Sunday, August 10, 2014

A View From the Hammock

Recently we were in Tsefat, Tsafat, Sefad, Sefat, Safat, Safad...for a Shabbat. We rented a car and three of us gals in the Cantorial Certification program took to the road. Our trip took us southeast to Jericho and north up the Jordan Valley. Boy was it hot! The Jordan Valley route separates Israel from Jordan along the Afro-Sryian rift...two tectonic plates that never really made friends. The terrain is desert like...especially in the summer. As we travelled north the two and a half hours it took to reach the Kinneret/Galil, we noticed several things; date palm groves (with the dates bagged on the tree), banana groves under burlap awnings, the Jordan River valley's fertile ground which appears to be utilized by Jordan, since there were border fences all along the route preventing us from getting near the river, and LOTS of the following graffiti.

Na...Nach...Nachma...Nachman...M'uman (in hebrew letters of course!)

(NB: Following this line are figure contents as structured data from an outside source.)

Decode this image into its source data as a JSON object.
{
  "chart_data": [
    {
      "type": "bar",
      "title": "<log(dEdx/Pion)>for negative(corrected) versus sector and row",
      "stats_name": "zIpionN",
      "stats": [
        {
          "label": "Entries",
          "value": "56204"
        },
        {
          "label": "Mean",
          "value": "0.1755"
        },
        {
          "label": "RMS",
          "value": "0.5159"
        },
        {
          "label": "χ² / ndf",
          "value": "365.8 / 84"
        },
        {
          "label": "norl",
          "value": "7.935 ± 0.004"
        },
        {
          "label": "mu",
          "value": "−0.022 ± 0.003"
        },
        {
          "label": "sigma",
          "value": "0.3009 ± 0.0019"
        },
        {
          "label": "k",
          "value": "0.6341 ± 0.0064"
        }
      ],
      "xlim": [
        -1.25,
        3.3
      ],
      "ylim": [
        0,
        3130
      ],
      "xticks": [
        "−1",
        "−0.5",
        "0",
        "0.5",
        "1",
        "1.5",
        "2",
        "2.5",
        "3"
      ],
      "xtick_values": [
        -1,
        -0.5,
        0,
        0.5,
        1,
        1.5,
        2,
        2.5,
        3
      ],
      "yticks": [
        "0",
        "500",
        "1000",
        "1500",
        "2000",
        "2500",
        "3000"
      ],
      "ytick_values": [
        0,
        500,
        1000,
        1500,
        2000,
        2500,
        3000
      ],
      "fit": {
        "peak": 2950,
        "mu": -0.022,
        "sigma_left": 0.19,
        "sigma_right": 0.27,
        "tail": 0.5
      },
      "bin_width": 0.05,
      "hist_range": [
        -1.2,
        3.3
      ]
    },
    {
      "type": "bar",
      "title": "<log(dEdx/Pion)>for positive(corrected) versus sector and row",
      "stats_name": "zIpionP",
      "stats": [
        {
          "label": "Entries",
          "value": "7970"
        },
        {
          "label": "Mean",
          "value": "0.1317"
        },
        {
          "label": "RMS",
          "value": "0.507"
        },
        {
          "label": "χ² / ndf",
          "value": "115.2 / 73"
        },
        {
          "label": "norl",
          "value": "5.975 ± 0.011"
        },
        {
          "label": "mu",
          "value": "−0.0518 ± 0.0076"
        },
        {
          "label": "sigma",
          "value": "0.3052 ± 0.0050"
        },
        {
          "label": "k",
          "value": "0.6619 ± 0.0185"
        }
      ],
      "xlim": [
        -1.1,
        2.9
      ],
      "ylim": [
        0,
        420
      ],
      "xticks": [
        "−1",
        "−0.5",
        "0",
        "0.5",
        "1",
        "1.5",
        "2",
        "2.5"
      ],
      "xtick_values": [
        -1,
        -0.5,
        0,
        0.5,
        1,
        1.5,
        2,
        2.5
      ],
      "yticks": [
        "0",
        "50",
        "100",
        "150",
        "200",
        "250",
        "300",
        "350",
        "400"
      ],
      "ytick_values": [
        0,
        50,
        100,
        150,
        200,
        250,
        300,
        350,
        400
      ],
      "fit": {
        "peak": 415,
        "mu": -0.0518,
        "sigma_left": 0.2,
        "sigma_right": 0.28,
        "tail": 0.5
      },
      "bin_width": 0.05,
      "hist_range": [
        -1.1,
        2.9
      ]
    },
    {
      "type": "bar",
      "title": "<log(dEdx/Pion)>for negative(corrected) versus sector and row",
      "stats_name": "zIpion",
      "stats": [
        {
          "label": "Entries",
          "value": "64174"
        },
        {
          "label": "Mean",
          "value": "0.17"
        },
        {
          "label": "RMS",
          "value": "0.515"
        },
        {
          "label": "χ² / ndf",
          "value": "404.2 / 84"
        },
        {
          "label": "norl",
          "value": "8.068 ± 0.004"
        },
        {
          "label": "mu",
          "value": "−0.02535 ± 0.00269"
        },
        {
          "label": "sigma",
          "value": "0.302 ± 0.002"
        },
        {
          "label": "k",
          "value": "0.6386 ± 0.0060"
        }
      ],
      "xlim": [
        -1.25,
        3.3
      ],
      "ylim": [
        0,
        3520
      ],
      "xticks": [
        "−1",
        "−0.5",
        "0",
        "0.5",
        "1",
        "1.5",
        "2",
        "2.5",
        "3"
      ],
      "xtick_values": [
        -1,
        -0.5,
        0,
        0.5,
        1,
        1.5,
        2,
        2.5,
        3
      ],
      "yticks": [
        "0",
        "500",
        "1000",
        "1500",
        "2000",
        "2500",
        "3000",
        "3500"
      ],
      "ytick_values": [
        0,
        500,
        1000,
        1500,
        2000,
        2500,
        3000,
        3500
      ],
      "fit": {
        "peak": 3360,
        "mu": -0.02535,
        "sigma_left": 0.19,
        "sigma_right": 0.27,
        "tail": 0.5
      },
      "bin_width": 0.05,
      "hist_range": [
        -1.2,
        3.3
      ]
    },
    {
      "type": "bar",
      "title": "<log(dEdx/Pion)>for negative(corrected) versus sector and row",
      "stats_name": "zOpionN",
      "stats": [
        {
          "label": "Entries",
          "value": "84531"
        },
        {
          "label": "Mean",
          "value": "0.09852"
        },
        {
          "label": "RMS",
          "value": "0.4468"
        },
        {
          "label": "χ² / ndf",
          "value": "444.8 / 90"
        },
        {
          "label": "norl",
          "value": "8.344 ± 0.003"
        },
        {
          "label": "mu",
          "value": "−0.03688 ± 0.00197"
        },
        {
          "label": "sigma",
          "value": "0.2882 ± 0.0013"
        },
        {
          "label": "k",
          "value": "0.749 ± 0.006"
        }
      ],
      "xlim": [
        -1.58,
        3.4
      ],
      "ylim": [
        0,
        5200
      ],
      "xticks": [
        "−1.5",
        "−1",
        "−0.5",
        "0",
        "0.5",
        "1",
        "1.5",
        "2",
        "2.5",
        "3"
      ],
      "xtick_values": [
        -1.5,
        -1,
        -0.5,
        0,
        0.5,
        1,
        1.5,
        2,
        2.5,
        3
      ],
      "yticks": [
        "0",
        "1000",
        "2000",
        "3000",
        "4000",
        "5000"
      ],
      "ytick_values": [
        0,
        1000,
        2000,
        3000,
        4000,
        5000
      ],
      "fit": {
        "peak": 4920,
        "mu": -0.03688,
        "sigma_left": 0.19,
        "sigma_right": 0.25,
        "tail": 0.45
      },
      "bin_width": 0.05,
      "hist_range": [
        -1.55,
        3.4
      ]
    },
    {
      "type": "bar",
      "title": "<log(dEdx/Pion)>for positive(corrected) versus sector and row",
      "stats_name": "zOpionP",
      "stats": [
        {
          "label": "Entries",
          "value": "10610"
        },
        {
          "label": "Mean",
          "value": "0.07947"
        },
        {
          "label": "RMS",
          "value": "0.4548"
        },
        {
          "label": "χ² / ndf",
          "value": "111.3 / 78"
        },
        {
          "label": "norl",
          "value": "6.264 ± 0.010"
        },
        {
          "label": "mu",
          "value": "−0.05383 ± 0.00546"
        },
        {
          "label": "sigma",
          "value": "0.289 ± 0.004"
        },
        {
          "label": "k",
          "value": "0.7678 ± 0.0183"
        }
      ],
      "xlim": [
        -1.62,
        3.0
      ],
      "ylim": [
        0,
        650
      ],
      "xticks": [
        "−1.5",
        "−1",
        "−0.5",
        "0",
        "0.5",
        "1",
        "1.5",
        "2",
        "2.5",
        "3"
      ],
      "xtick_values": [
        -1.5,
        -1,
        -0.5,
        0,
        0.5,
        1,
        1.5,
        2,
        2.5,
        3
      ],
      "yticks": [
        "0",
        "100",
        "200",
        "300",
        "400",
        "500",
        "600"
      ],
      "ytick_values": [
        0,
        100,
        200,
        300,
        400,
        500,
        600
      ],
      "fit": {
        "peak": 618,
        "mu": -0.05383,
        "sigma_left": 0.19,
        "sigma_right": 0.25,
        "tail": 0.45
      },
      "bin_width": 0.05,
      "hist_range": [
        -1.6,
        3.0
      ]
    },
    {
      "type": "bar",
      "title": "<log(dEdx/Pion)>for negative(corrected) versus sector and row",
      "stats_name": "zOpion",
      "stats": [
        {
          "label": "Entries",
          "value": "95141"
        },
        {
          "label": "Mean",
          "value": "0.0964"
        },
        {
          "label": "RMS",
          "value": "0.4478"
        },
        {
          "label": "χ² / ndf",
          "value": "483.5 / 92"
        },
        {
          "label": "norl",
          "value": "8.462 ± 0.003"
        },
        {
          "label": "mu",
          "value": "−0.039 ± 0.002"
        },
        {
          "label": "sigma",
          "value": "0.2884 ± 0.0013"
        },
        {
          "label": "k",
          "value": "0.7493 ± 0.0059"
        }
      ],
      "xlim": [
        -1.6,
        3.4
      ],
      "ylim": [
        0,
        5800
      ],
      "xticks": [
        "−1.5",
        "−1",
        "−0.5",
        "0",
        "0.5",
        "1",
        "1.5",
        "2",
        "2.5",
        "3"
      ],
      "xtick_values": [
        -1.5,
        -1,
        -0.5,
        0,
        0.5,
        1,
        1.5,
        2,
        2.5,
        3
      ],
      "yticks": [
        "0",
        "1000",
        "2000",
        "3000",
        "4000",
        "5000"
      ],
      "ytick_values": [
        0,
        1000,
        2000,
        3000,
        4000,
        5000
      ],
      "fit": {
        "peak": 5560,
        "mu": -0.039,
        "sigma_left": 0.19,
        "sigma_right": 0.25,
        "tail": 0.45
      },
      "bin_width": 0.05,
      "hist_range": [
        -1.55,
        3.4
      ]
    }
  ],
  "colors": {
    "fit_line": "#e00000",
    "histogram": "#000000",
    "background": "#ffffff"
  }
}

What is this strange graffiti we find everywhere? Apparently it is a special string of words with a mystical meaning:

Na Nach Nachma Nachman Meuman (Hebrewנַ נַחְ נַחְמָ נַחְמָן מְאוּמַן‎) is a Hebrew language name and song used by a subgroup of Breslover Hasidim colloquially known as the Na Nachs. The complete phrase is Na Nach Nachma Nachman Me'uman. It is a kabbalistic formula [1] based on the four Hebrew letters of the name Nachman, referring to the founder of the Breslov movement, Rebbe Nachman of Breslov, along with a reference to his burial place in Uman, Ukraine.
~Wikipedia
You can read more about this popular string of words online, and the Na Nachs are an interesting group in Israel. Their head covering is a white knitted cap bearing the Na..Nach...words, as in the picture. Na Nachs are thought of kind of like religious hippies here. The magical words originated on a note allegedly written by  Nachman of Breslov. 
The note is here on the right.



When we arrived at Tsafat (choose your own spelling) we were blessed to stay at a childhood friend of Alisa's. Ricki and her husband, Dubi run a B&B in Tsafat called the:
SAFED INN. It was a wonderful oasis in our time in Israel. Ricki and Dubi made us feel completely at home. Ricki is a spectacular cook, making her own cheeses, jams and liqueurs from their garden. I can't even begin to describe how wonderful the food was a the Ruckensteins Safed Inn!
The old city of Safed is a delight to explore. Hundreds of years of mystics, Kabbalist Rabbis have studied and taught here. Their graves are pilgrimages to thousands. The Thursday evening and friday we were there was the yahrzeit of Ha Ari, known as Isaac (ben Solomon) Luria Ashkenazi (1534 – July 25, 1572). Lots of pilgrims are in town to sit at the grave. 

On Friday we three explored the old city of Safed. It is a charming and enchanting place of artist studios, small synagogues. Here are some of the sights that drew my attention.

The engraving of the city name on the garbage receptacles.











An old city alley way.











A Safed cat with two kittens.








View inside an interesting sculpture shop.









Self portrait in shadow.

 View down towards the gravesites of famous Safed Rabbis.
Beautiful stained glass synagogue doors.
Beautiful window.
Stained glass window featuring the Sephirot.
Street scene.
Saying affixed to a wall in the street.
Directions to one of my favourite artists, David Friedman.
Alley view with afternoon sun.
David Friedman's studio.

My friends, Alisa and Laurie taking in the view.
 Bar Yochai Street...just cool!

Sunsets on the old city of Safed.












All in all it was a magical Shabbat in Safad...no matter how you spell it. I waited a long time in my life to be able to visit this amazing place and I hope to return one day soon!